Piffard then co-founded (with George Wingfield, a lawyer) the Aviator's Finance Company, which took out a lease on land at Shoreham-by-Sea near his old school, Lancing College, which already possessed a hangar. With Edouard Baumann and two assistants, they reworked the aircraft's design and had Hummingbird ready on 3 May 1910. It was able to take off in short hops, earning it the nickname of "The Grasshopper"; it frequently crashed because of the hidden ditches in the grass. In September 1910 he flew at a height of 30 or 40 feet for half a mile, managing to fly right across the field to a nearby hotel, The Sussex Pad, "in about 40 seconds". He had not learnt how to turn the plane in the air, and the plane had to be wheeled back to the hangar, as there was no space to take off near the hotel, but he celebrated with champagne all the same.
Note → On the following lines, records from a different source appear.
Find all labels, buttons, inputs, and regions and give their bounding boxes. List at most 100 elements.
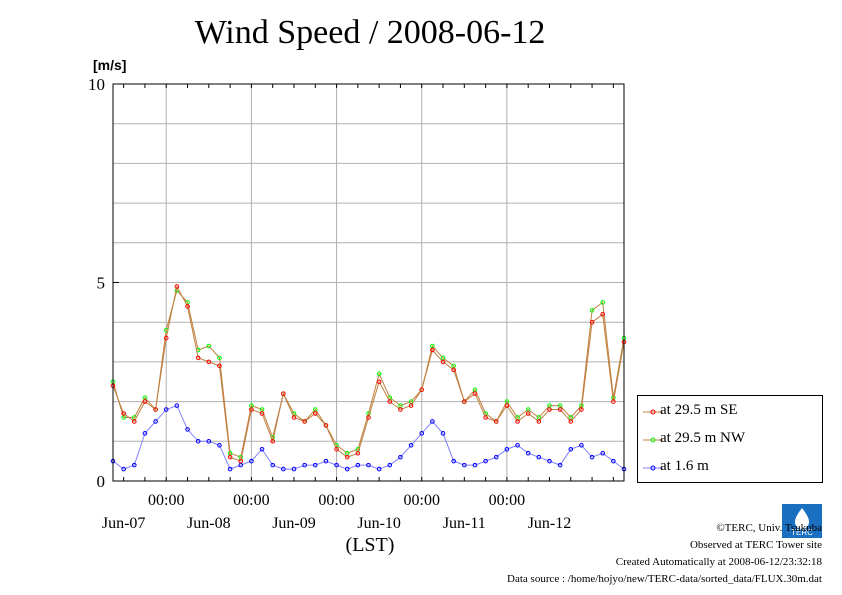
data-point xyxy=(323,423,329,428)
data-point xyxy=(217,363,222,369)
data-point xyxy=(238,458,244,464)
legend-item-se: at 29.5 m SE xyxy=(638,398,822,426)
data-point xyxy=(547,458,552,464)
data-point xyxy=(131,419,137,424)
data-point xyxy=(312,411,318,416)
data-point xyxy=(611,458,616,464)
data-point xyxy=(589,307,595,313)
x-tick-label: 00:00 xyxy=(489,492,525,509)
data-point xyxy=(249,458,254,464)
data-point xyxy=(398,407,403,412)
data-point xyxy=(163,335,169,341)
data-point xyxy=(408,403,414,408)
data-point xyxy=(557,462,563,468)
series-line-0 xyxy=(112,285,625,462)
data-point xyxy=(195,355,201,361)
data-point xyxy=(259,411,265,416)
x-tick-label: 00:00 xyxy=(233,492,269,509)
x-axis-label: (LST) xyxy=(346,534,395,556)
data-point xyxy=(153,419,158,424)
data-point xyxy=(387,462,393,468)
data-point xyxy=(217,355,222,361)
data-point xyxy=(227,454,233,460)
data-point xyxy=(376,466,382,472)
chart-legend: at 29.5 m SE at 29.5 m NW at 1.6 m xyxy=(637,395,823,483)
data-point xyxy=(185,427,190,432)
data-point xyxy=(206,439,212,444)
data-point xyxy=(568,419,574,424)
data-point xyxy=(408,442,414,448)
data-point xyxy=(344,466,350,472)
data-point xyxy=(185,304,190,309)
data-point xyxy=(557,407,563,412)
y-axis-label: [m/s] xyxy=(93,57,126,73)
series-line-1 xyxy=(112,289,625,458)
data-point xyxy=(217,442,222,448)
data-point xyxy=(398,454,403,460)
legend-marker-low-icon xyxy=(643,465,663,471)
data-point xyxy=(579,407,584,412)
x-tick-label: 00:00 xyxy=(404,492,440,509)
data-point xyxy=(483,415,488,420)
data-point xyxy=(451,367,456,373)
data-point xyxy=(493,454,499,460)
x-day-label: Jun-09 xyxy=(272,515,316,532)
data-point xyxy=(195,439,201,444)
data-point xyxy=(291,415,297,420)
data-point xyxy=(366,415,371,420)
data-point xyxy=(600,311,606,317)
y-tick-label: 5 xyxy=(97,274,106,293)
data-point xyxy=(355,462,361,468)
data-point xyxy=(227,466,233,472)
x-day-label: Jun-10 xyxy=(357,515,401,532)
data-point xyxy=(536,419,542,424)
data-point xyxy=(525,450,531,456)
data-point xyxy=(451,458,456,464)
data-point xyxy=(206,359,212,365)
data-point xyxy=(462,399,467,404)
data-point xyxy=(515,419,520,424)
data-point xyxy=(515,442,520,448)
legend-label-se: at 29.5 m SE xyxy=(660,402,738,418)
data-point xyxy=(430,347,435,353)
data-point xyxy=(525,411,531,416)
x-day-label: Jun-08 xyxy=(187,515,231,532)
data-point xyxy=(334,446,339,452)
data-point xyxy=(483,458,488,464)
data-point xyxy=(259,446,265,452)
y-tick-label: 0 xyxy=(97,472,106,491)
data-point xyxy=(163,407,169,412)
x-day-label: Jun-07 xyxy=(102,515,146,532)
legend-label-low: at 1.6 m xyxy=(660,458,709,474)
data-point xyxy=(419,387,425,392)
data-point xyxy=(387,399,393,404)
series-line-2 xyxy=(112,404,625,470)
data-point xyxy=(600,300,606,305)
footer-source: Data source : /home/hojyo/new/TERC-data/… xyxy=(507,573,822,585)
logo-text: TERC xyxy=(791,528,813,537)
data-point xyxy=(589,454,595,460)
data-point xyxy=(291,466,297,472)
data-point xyxy=(504,403,510,408)
data-point xyxy=(366,462,371,468)
data-point xyxy=(131,462,137,468)
data-point xyxy=(270,462,275,468)
data-point xyxy=(589,319,595,325)
data-point xyxy=(174,403,180,408)
data-point xyxy=(302,419,307,424)
chart-title: Wind Speed / 2008-06-12 xyxy=(194,14,546,51)
data-point xyxy=(472,391,478,396)
data-point xyxy=(493,419,499,424)
data-point xyxy=(376,371,382,377)
data-point xyxy=(419,431,425,436)
x-day-label: Jun-11 xyxy=(443,515,486,532)
terc-logo-icon: TERC xyxy=(782,504,822,538)
data-point xyxy=(536,454,542,460)
legend-item-low: at 1.6 m xyxy=(638,454,822,482)
footer-observed: Observed at TERC Tower site xyxy=(689,539,822,551)
data-point xyxy=(281,466,286,472)
x-tick-label: 00:00 xyxy=(318,492,354,509)
data-point xyxy=(153,407,158,412)
legend-label-nw: at 29.5 m NW xyxy=(660,430,745,446)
A local cinematograph company asked to film a flight, and he confidently accepted; Colin Manton describes this as characteristic hubris. Ignoring warnings of a dangerous ditch, he tried to fly over it, destroying the aircraft in a "comprehensive smash" which was recorded on film. The cameraman recalled that Piffard still "seemed in no way disappointed; in fact, I thought I saw a gleam of satisfaction in his eye".

In 1911 Piffard unsuccessfully tested a new aircraft, the Piffard Hydroplane, which had floats as well as wheels, on Shoreham beach. He developed no more aircraft and did not attempt to fly again, working as an artist and illustrator. The land at Shoreham became Shoreham Airport. In 2007 the Shoreham Airport Historical Association built a replica of Piffard's Hummingbird.